In the aftermath of the Sandy Hook Elementary School shooting in December, Como Park Senior High School counselor Molly McCurdy found herself searching for some way to help students at her school address the tragedy.

Senior Joe Krivit, junior Rev Benion and counselor Molly McCurdy stand near Como Park Senior High School's 27 Acts of Kindness board. The project aims to promote positive actions in honor of the 27 people who died in Newtown, Conn., on Dec. 14. Bugle photo by Kristal Leebrick
In mid-January, she launched the 27 Acts of Kindness project to honor the 27 people killed by the Newtown, Conn., shooter. The project challenges Como’s staff and students to do 27 kind things through the year and make a record of it. An Act of Kindness board has been put up in the school’s Commons and the school community is being encouraged to write down their kind acts on the board.
Senior Joe Krivit has helped get the news out on the school’s morning television show by interviewing students who are participating. His first interview was with junior Leandre Benion (aka “Rev”) who recently helped his mom by paying for his sister’s birthday party.
Benion works at Cub Foods and spent his own money to buy a cake and presents for his sister’s golden birthday on Jan. 14. (“It was a Justin Bieber cake,” he said, and then smiled: “She wouldn’t let anybody eat the face.”)
After the Dec. 14 shooting in Connecticut, it seemed taboo to talk about it at school, Krivit said. “A lot of teachers here wouldn’t talk about it,” he said, because they didn’t want to upset students.
McCurdy’s view on dealing with such a horrible tragedy is to promote what’s positive in our society. “All we’re hearing about now is gun control,” she said. “It’s a complex issue; just banning guns isn’t the only answer.
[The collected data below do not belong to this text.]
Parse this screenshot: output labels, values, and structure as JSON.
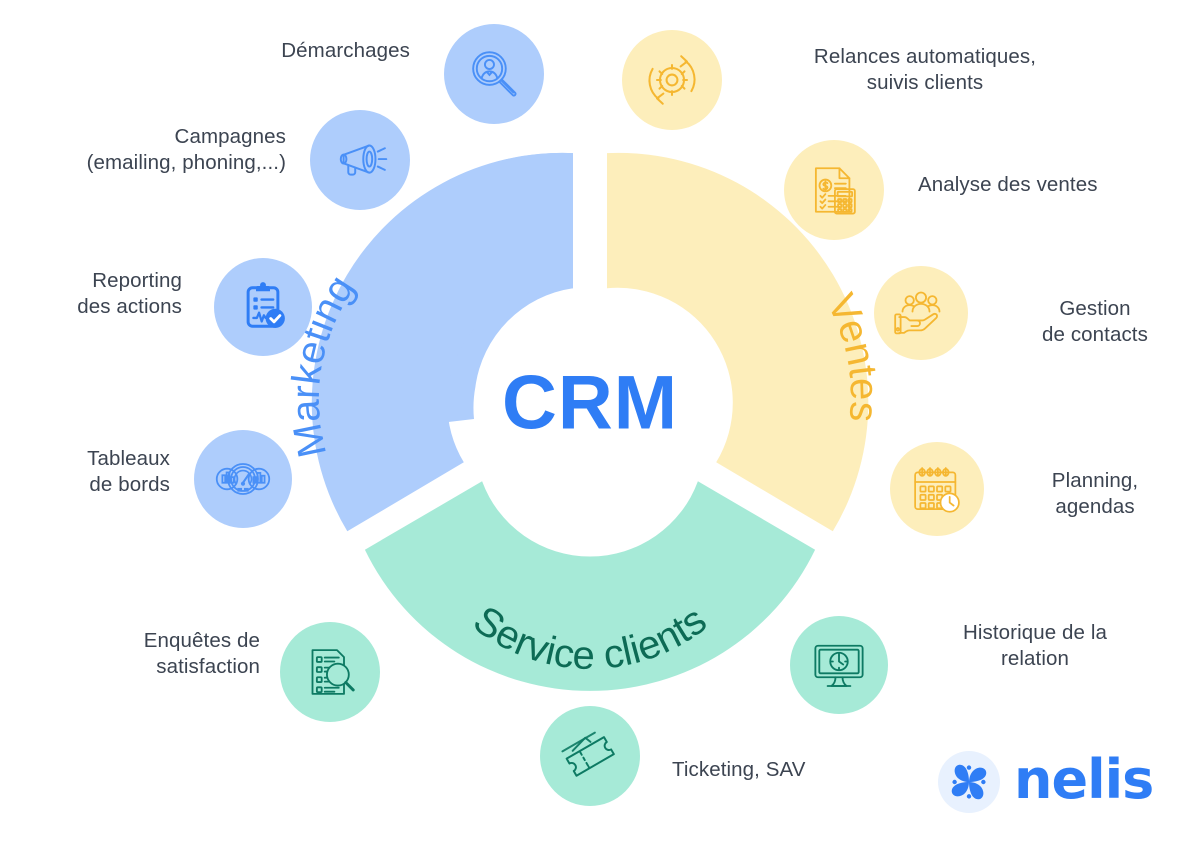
{
  "center": {
    "title": "CRM",
    "title_color": "#2f7df5"
  },
  "segments": [
    {
      "id": "marketing",
      "label": "Marketing",
      "fill": "#aecdfc",
      "text_color": "#4a90f7"
    },
    {
      "id": "ventes",
      "label": "Ventes",
      "fill": "#fdeebb",
      "text_color": "#f5b731"
    },
    {
      "id": "service-clients",
      "label": "Service clients",
      "fill": "#a6ead7",
      "text_color": "#0d6b55"
    }
  ],
  "features": [
    {
      "id": "demarchages",
      "label": "Démarchages",
      "group": "marketing",
      "icon": "person-magnifier-icon",
      "bubble_color": "#aecdfc",
      "icon_color": "#4a90f7"
    },
    {
      "id": "campagnes",
      "label": "Campagnes\n(emailing, phoning,...)",
      "group": "marketing",
      "icon": "megaphone-icon",
      "bubble_color": "#aecdfc",
      "icon_color": "#4a90f7"
    },
    {
      "id": "reporting-des-actions",
      "label": "Reporting\ndes actions",
      "group": "marketing",
      "icon": "clipboard-check-icon",
      "bubble_color": "#aecdfc",
      "icon_color": "#2f7df5"
    },
    {
      "id": "tableaux-de-bords",
      "label": "Tableaux\nde bords",
      "group": "marketing",
      "icon": "dashboard-gauge-icon",
      "bubble_color": "#aecdfc",
      "icon_color": "#4a90f7"
    },
    {
      "id": "relances-automatiques",
      "label": "Relances automatiques,\nsuivis clients",
      "group": "ventes",
      "icon": "gear-refresh-icon",
      "bubble_color": "#fdeebb",
      "icon_color": "#f5b731"
    },
    {
      "id": "analyse-des-ventes",
      "label": "Analyse des ventes",
      "group": "ventes",
      "icon": "invoice-calculator-icon",
      "bubble_color": "#fdeebb",
      "icon_color": "#f5b731"
    },
    {
      "id": "gestion-de-contacts",
      "label": "Gestion\nde contacts",
      "group": "ventes",
      "icon": "hand-people-icon",
      "bubble_color": "#fdeebb",
      "icon_color": "#f5b731"
    },
    {
      "id": "planning-agendas",
      "label": "Planning,\nagendas",
      "group": "ventes",
      "icon": "calendar-clock-icon",
      "bubble_color": "#fdeebb",
      "icon_color": "#f5b731"
    },
    {
      "id": "enquetes-de-satisfaction",
      "label": "Enquêtes de\nsatisfaction",
      "group": "service-clients",
      "icon": "survey-magnifier-icon",
      "bubble_color": "#a6ead7",
      "icon_color": "#0d7a63"
    },
    {
      "id": "ticketing-sav",
      "label": "Ticketing, SAV",
      "group": "service-clients",
      "icon": "tickets-icon",
      "bubble_color": "#a6ead7",
      "icon_color": "#0d7a63"
    },
    {
      "id": "historique-de-la-relation",
      "label": "Historique de la\nrelation",
      "group": "service-clients",
      "icon": "monitor-clock-icon",
      "bubble_color": "#a6ead7",
      "icon_color": "#0d7a63"
    }
  ],
  "brand": {
    "name": "nelis",
    "mark": "nelis-butterfly-icon",
    "color": "#2f7df5",
    "mark_bg": "#e8f1fe"
  }
}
We need to address the violence, the Twitter, the Facebook, the videogames—and do anything we can do that is positive.”
At press time, the project was in its infancy, but McCurdy hopes that momentum will build and students and staff will think about what it means to be kind and ask themselves what they are doing to promote kindness—like “saying hello to someone who’s isolated in the lunchroom or shoveling a walkway” for someone—and then ask themselves, “What else can I be doing?”